Stephens cuts Hologic stock target to $70, maintains overweight

Published 05/13/2025, 07:36 AM
Stephens cuts Hologic stock target to $70, maintains overweight

On Tuesday, Stephens analyst Mason Carrico revised the price target for Hologic (NASDAQ:HOLX) shares, lowering it to $70 from the previous $77, while continuing to recommend an Overweight rating on the stock. The adjustment follows Hologic’s second fiscal quarter of 2025 performance, which saw the company’s shares decline after reporting results that fell short of expectations. With a current market capitalization of $13.1 billion and trading at $58.81, InvestingPro analysis suggests the stock is currently undervalued, despite 14 analysts recently revising their earnings expectations downward.

Despite a modest revenue exceedance driven by the Skeletal segment, both gross and operating margins did not meet projections, although adjusted earnings per share surpassed estimates by one cent. The company maintains a healthy gross profit margin of 61% and operates with moderate debt levels. Hologic has issued guidance for the third fiscal quarter of 2025, anticipating revenues and adjusted earnings per share to be below the Street’s expectations. InvestingPro subscribers can access 12 additional key insights about Hologic’s financial health, which currently rates as GOOD with an overall score of 2.97.

Looking forward, the company anticipates a return to growth in its breast health segment in the fourth fiscal quarter of 2025. Furthermore, the upcoming Envision product launch in 2026, along with more favorable comparisons, are expected to contribute to the growth of the breast health sector in the next year. In the near term, however, the absence of significant catalysts might result in the stock’s performance remaining within a certain range. The stock’s beta of 0.55 indicates relatively low volatility compared to the market, while its PEG ratio of 0.93 suggests potential value relative to its growth prospects.

Carrico pointed out that the stock is currently trading at approximately 14 times the firm’s estimated earnings per share for fiscal year 2026, suggesting that the market has already factored in the moderated near-term growth. For the stock to experience an upward trajectory, improvements in top-line trends will be essential. The analyst expressed optimism for the potential for such improvements as the year comes to a close.

In summary, while the near-term outlook for Hologic does not present much to be enthusiastic about, Stephens believes that the stock holds more potential for upside than downside over the forthcoming 12 months. This perspective is contingent upon Hologic’s successful execution in its breast health division. The firm has reiterated its Overweight rating on the stock, with a revised price target of $70.

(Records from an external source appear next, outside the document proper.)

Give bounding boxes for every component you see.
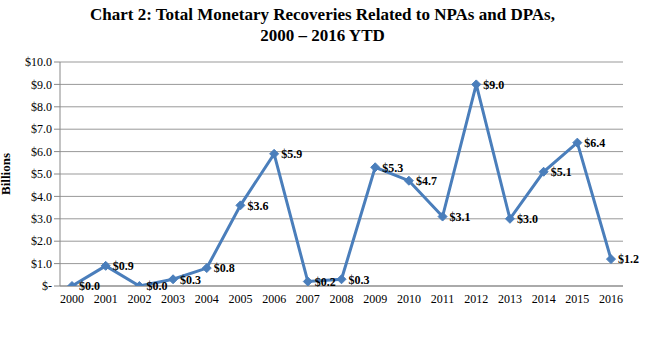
svg-text:2005: 2005 — [228, 292, 252, 306]
svg-text:2016: 2016 — [599, 292, 623, 306]
svg-text:2013: 2013 — [498, 292, 522, 306]
svg-text:$4.7: $4.7 — [416, 174, 437, 188]
svg-text:2015: 2015 — [565, 292, 589, 306]
svg-text:$8.0: $8.0 — [31, 100, 52, 114]
svg-text:$0.3: $0.3 — [349, 273, 370, 287]
svg-text:$0.0: $0.0 — [146, 279, 167, 293]
svg-text:$3.1: $3.1 — [450, 210, 471, 224]
svg-text:2004: 2004 — [195, 292, 219, 306]
svg-text:$0.8: $0.8 — [214, 261, 235, 275]
svg-text:$2.0: $2.0 — [31, 234, 52, 248]
svg-text:$1.2: $1.2 — [618, 252, 637, 266]
svg-text:$5.0: $5.0 — [31, 167, 52, 181]
svg-text:$3.0: $3.0 — [517, 212, 538, 226]
svg-text:$9.0: $9.0 — [483, 78, 504, 92]
svg-text:2002: 2002 — [127, 292, 151, 306]
svg-text:$0.2: $0.2 — [315, 275, 336, 289]
svg-text:2014: 2014 — [532, 292, 556, 306]
svg-text:$0.9: $0.9 — [113, 259, 134, 273]
svg-text:$4.0: $4.0 — [31, 190, 52, 204]
svg-text:2008: 2008 — [330, 292, 354, 306]
svg-text:$3.6: $3.6 — [247, 199, 268, 213]
svg-text:2001: 2001 — [94, 292, 118, 306]
svg-text:$1.0: $1.0 — [31, 257, 52, 271]
svg-text:$6.0: $6.0 — [31, 145, 52, 159]
svg-text:Billions: Billions — [8, 153, 13, 195]
svg-text:2010: 2010 — [397, 292, 421, 306]
svg-text:$6.4: $6.4 — [584, 136, 605, 150]
svg-text:$0.3: $0.3 — [180, 273, 201, 287]
svg-text:2000: 2000 — [60, 292, 84, 306]
svg-text:$5.3: $5.3 — [382, 161, 403, 175]
svg-text:2009: 2009 — [363, 292, 387, 306]
svg-text:$-: $- — [42, 279, 52, 293]
svg-text:2007: 2007 — [296, 292, 320, 306]
svg-text:$3.0: $3.0 — [31, 212, 52, 226]
svg-text:$7.0: $7.0 — [31, 122, 52, 136]
html-text:Chart 2: Total Monetary Recove: Chart 2: Total Monetary Recoveries Relat… — [90, 5, 555, 45]
svg-text:2006: 2006 — [262, 292, 286, 306]
svg-text:$5.1: $5.1 — [551, 165, 572, 179]
svg-text:2011: 2011 — [431, 292, 455, 306]
svg-text:2003: 2003 — [161, 292, 185, 306]
svg-text:$9.0: $9.0 — [31, 78, 52, 92]
svg-text:$5.9: $5.9 — [281, 147, 302, 161]
svg-text:$0.0: $0.0 — [79, 279, 100, 293]
svg-text:$10.0: $10.0 — [25, 55, 52, 69]
svg-text:2012: 2012 — [464, 292, 488, 306]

In other recent news, Hologic Inc . reported second-quarter financial results that exceeded expectations, with adjusted earnings per share (EPS) of $1.03, surpassing analyst estimates of $1.02, and revenue reaching $1.01 billion, slightly above the consensus forecast of $1 billion. Despite this performance, Hologic lowered its full-year earnings guidance, now projecting adjusted EPS of $4.15 to $4.25, down from the previous forecast of $4.25 to $4.35. The company maintained its full-year revenue guidance between $4.05 billion and $4.10 billion, though it adjusted its EPS forecast downward due to anticipated reduced revenue from China and tariff impacts. Mizuho Securities responded by lowering Hologic’s stock price target from $75 to $65 while maintaining an Outperform rating, reflecting the updated earnings estimates and ongoing market challenges. Similarly, Jefferies reduced its price target from $78 to $65, maintaining a Hold rating, and noted a 3% decline in growth aligning with market expectations. The company’s Breast Health segment experienced a notable revenue decline, while the diagnostics segment saw a slight increase. Hologic’s third-quarter forecast anticipates adjusted EPS of $1.04 to $1.07 on revenue of $1 billion to $1.01 billion, below analyst estimates. Analysts from both Mizuho and Jefferies highlighted the challenges faced by Hologic, particularly in the Chinese market and due to tariffs, impacting the company’s financial outlook.